The IoT, of course, is the collection of connected gadgets that have plenty of “neat-o!” factor but which, all too often, are pockmarked with security holes.

A total of 985 participants worked on 98 projects for the contest. How secure are the uber neat-o things that Amazon wound up selecting?

That’s hard to say.

But hopefully the hardware hackers are well cognizant of the issues that have plagued IoT gadgets – particularly given that the projects include things you really, really don’t want to find out have security issues: say, the IoT Flaming and Talking Pumpkin.

Flame-broiled trick-or-treaters, anyone?

At any rate, the top-prize-winning baby monitoring system, from Australian (and new parent) Marian Mihailescu, is called Baby NAP (Night Activity Program).

Baby NAP consists of an RFID reader attached to a baby’s crib, RFID bracelets worn by parents, and a pressure mat sensor in the crib, all of which determine when the baby is picked up, for how long, and by which parent.

The system also uses a sound sensor to measure a baby’s sobs, including how loudly he or she cries, for how long, and how intensely.

An infrared motion detector measures the room’s ambient motion – which can be used to determine how long the baby’s been held – while other sensors record ambient light.

In fact, Baby NAP can also be used with another IoT gadget: it can adjust the light color in a Phillips Hue bulb.

That should ring an IoT security bell.

That lightbulb, in fact, was found to have rather abysmal security when it first came out.

The other project to win First Prize in AWS’s contest was a voice-controlled drone.

To create it, Chris Synan built a new application for Amazon’s voice-activated personal assistant, “Echo.”

We haven’t seen security issues around this device, which is Amazon’s answer to Apple’s Siri, Microsoft’s Cortana and Google’s “OK, Google” voice assistants.

But we have heard murmurs about privacy, given that Amazon hasn’t said much about how the data it collects – all listened to, recorded, saved and uploaded to the cloud – will be used.

Other voice-activated connected gadgets have raised concerns.

About a year ago, a privacy group wanted to shut down what it was referring to as the “eavesdropping” Barbie: a Wi-Fi, microphone-sporting, speech-recognising, interactive Barbie doll from Mattel that recorded, encoded, encrypted and sent children’s voices to the company’s servers, to be processed by voice-recognition software.

None of this is to imply that any of the innovative, wildly imaginative projects from the Hackster/AWS competition have security or privacy holes that we know of.

But some are being built on components that have displayed issues in the past.

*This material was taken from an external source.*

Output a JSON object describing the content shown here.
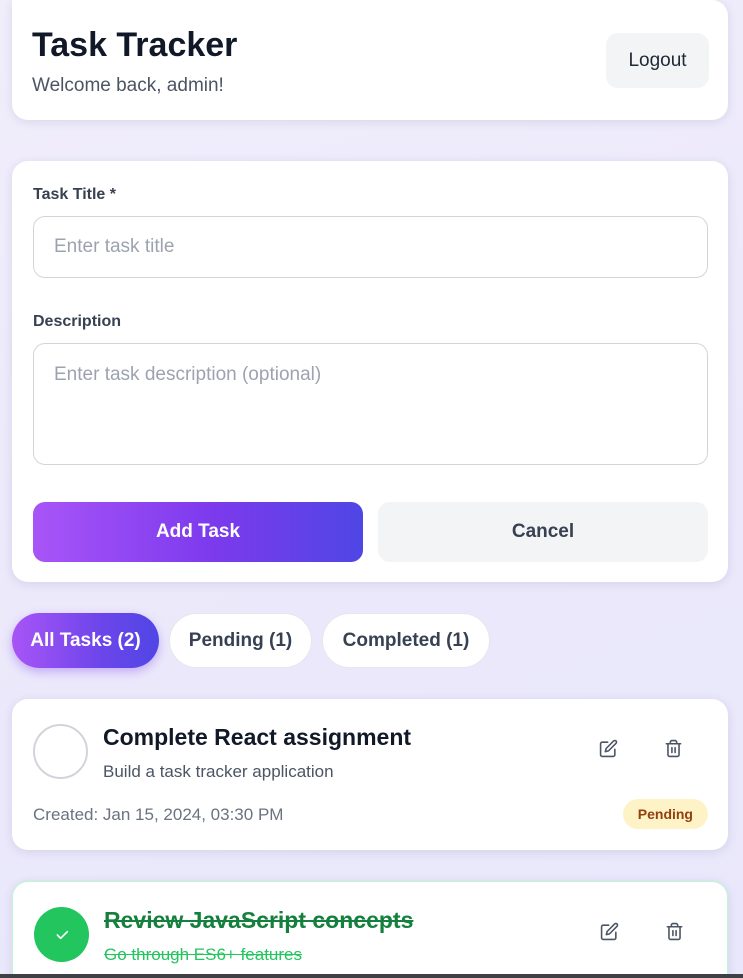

Mihailescu says in his project’s introduction that his Baby NAP system was inspired by experience as a new parent:

Being a parent for the first time is a big challenge. Having a baby cry and not knowing how to calm her down faster can be extremely taxing, especially on working parents that take turns taking care of the baby.

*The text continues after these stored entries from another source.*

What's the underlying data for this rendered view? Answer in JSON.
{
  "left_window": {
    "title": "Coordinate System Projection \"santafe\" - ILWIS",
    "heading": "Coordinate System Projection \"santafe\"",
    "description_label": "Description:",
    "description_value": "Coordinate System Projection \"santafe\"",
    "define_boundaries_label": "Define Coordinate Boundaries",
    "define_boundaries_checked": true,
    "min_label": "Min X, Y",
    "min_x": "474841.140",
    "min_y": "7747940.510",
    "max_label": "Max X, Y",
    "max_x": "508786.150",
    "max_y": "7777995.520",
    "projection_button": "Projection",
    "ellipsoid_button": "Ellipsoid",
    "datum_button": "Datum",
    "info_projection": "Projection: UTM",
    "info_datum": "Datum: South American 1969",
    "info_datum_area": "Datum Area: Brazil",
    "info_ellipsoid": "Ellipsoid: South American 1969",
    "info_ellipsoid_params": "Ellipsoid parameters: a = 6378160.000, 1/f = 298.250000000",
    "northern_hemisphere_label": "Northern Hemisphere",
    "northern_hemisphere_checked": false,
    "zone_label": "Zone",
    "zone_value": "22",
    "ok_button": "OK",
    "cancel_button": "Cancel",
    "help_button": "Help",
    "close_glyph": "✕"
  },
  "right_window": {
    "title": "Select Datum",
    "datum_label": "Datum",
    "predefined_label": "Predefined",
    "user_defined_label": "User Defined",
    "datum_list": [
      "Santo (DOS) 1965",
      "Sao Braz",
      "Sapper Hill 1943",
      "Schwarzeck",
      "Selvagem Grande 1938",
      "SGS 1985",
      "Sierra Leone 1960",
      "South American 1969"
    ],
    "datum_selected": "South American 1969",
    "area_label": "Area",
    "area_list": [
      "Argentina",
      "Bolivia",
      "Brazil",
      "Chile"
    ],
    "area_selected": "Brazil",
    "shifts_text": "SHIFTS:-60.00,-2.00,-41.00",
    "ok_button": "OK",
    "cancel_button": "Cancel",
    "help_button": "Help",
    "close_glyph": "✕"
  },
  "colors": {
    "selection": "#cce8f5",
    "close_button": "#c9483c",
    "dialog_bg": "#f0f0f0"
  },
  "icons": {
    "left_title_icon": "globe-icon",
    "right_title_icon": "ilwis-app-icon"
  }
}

The IoT is a new baby. Let’s hope that all the parents out there are considering raising their projects with keen attention to security.

We don’t need more avenues for creeps to exploit in nurseries. We don’t need pumpkins that say lewd things.

And we really don’t need voice-activated drones to be listening to commands whispered by malevolent cyberjerks who might want to fly them places where drones have no business going.